Become a top 1% PM: The Communication Advantage

Ian MacAllister, who worked as a PM at Uber, Amazon, and Airbnb, shared on Lenny’s Podcast how to grow into a top one percent PM. The most striking part was his three core skills for PMs. These days people expect an overwhelming list of abilities from PMs, enough that the phrase full stack PM shows up. It is hard to know which skills to build first to ship better products and lead everyone in the same direction as a senior PM. So which three skills did Ian pick.
Communicate, Prioritize and Execute
Ian chose these three without hesitation. They are fundamental no matter the industry or company size. He says they are the first skills he tells new PMs to focus on.
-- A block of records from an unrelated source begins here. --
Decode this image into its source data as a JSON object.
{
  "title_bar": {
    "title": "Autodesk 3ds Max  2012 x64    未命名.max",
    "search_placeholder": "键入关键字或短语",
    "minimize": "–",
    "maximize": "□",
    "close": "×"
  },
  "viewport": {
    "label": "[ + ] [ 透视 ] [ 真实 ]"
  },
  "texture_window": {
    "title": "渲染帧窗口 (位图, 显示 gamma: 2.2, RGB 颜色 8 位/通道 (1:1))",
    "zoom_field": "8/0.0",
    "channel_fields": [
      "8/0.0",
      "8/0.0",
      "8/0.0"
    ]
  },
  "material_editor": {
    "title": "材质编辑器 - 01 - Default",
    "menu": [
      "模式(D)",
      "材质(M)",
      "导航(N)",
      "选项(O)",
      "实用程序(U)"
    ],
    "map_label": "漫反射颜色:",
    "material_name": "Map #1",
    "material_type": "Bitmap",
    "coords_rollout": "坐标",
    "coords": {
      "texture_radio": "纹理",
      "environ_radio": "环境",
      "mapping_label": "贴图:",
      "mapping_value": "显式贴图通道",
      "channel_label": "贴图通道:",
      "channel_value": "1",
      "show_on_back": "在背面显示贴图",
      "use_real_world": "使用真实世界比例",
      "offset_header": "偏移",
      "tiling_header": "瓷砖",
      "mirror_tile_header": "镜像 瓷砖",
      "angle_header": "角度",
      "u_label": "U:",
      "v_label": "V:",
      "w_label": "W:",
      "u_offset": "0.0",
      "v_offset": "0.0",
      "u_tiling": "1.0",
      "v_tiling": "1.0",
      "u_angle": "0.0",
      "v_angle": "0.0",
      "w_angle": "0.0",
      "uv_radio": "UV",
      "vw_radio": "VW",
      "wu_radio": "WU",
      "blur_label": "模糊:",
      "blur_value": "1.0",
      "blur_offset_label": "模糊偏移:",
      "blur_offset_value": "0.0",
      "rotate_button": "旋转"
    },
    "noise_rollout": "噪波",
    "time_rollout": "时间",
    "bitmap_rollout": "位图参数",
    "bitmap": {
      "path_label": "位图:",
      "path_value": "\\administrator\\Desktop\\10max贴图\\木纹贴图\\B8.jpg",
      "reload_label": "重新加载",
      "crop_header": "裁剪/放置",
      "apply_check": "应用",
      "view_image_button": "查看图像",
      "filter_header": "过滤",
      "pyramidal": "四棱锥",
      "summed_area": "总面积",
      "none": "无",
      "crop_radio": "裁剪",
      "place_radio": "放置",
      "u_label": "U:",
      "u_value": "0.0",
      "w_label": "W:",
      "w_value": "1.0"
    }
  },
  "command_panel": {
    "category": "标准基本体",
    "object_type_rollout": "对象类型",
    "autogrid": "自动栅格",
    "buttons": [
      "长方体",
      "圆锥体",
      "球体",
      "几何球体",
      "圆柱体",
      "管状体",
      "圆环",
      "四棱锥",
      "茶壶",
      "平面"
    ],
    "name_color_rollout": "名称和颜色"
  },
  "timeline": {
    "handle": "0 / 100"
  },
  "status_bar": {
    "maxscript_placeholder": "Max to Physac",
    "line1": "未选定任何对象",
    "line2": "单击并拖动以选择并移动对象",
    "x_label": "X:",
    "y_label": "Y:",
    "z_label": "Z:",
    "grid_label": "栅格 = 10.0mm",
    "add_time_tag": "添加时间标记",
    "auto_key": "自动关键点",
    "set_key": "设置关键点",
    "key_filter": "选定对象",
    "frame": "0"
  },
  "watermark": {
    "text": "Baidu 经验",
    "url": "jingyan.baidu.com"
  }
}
This post looks at communicate. PMs work with many stakeholders and make work happen. Designers, engineers, data analysts, and operations must move together to create a product users will love. Even for a single new feature, you explain it to at least three or four stakeholders. Sometimes PMs wonder if they are doing nothing but communication.
Talking and communicating at work are not the same thing. Here is the trap. Many people think communication is a soft skill, so they assume outgoing and social people are naturally good at it and that PM is a role for them. People who do not fit that profile may doubt whether PM fits them. In PM work, however, communication starts with documentation, not with conversation.
Why documentation is the starting point of communication
Communication at work takes two forms, conversation and documents. Conversations happen through tools like Slack or by walking over to someone. After they end, the content often evaporates from memory. You might mark a message to read later or save it to a personal note, but once it becomes a document it turns into a company resource. It persists, it is shareable, and it delivers the same meaning and intent to everyone.
Imagine you are starting a project. Before kickoff, the PM writes a brief that explains the background, goals, and milestones. In the kickoff meeting you gather feedback and share the outcomes after. During execution you run daily or weekly check ins to track progress and surface new tasks. At the end you run a retrospective and record what to improve next time. A PM writes and maintains many documents in a single day, from meeting notes and daily standups to one page feature briefs and detailed project specs.
What happens if you do not write things down. You end up explaining the same point over and over, and because memory is limited, the meaning drifts a little each time. Drifted meaning produces wrong outcomes.
Why keep meeting notes. Because someone will remember concept A while another remembers concept B, or the team will forget to align on a due date and will need another meeting or more back and forth. Documentation is a tool for collaboration and a shared reference for everyone.
Task and note in one place
In our workflow we designed task creation and note taking to live on the same page. When you create a task, there is a note area beside it so they feel like a single set. Anyone can record context for personal work or a meeting and write the minutes on one page. You do not need to switch to another tool just to capture the record.
If writing for every task still feels new, try turning task creation and note writing into a paired routine, like repeating sets in a workout.
Each task note is archived automatically on a timeline inside its project, using the categories the PM already set. There is no extra organizing step. The PM can focus on execution and run the project while the history builds itself.
Make documentation a habit to raise your communication skill
Clear work docs and meeting notes are a PM’s strongest weapons. When someone asks about the current status, you can answer with a shared document and cut down the chance of miscommunication.
PMs I have met solve this in different ways. Some create a private note first, refine it, and only then share it. Others store records in different platforms and need to search around every time before explaining things to others. That shows how painful and common this problem is in real work.
Whatever the task, even for personal work, leave a record and shape it into a document you can share. If you repeat this behavior, you will cut collaboration cost dramatically. Reducing communication misses and minimizing time spent on back and forth is the fastest path to higher productivity for you and for the team.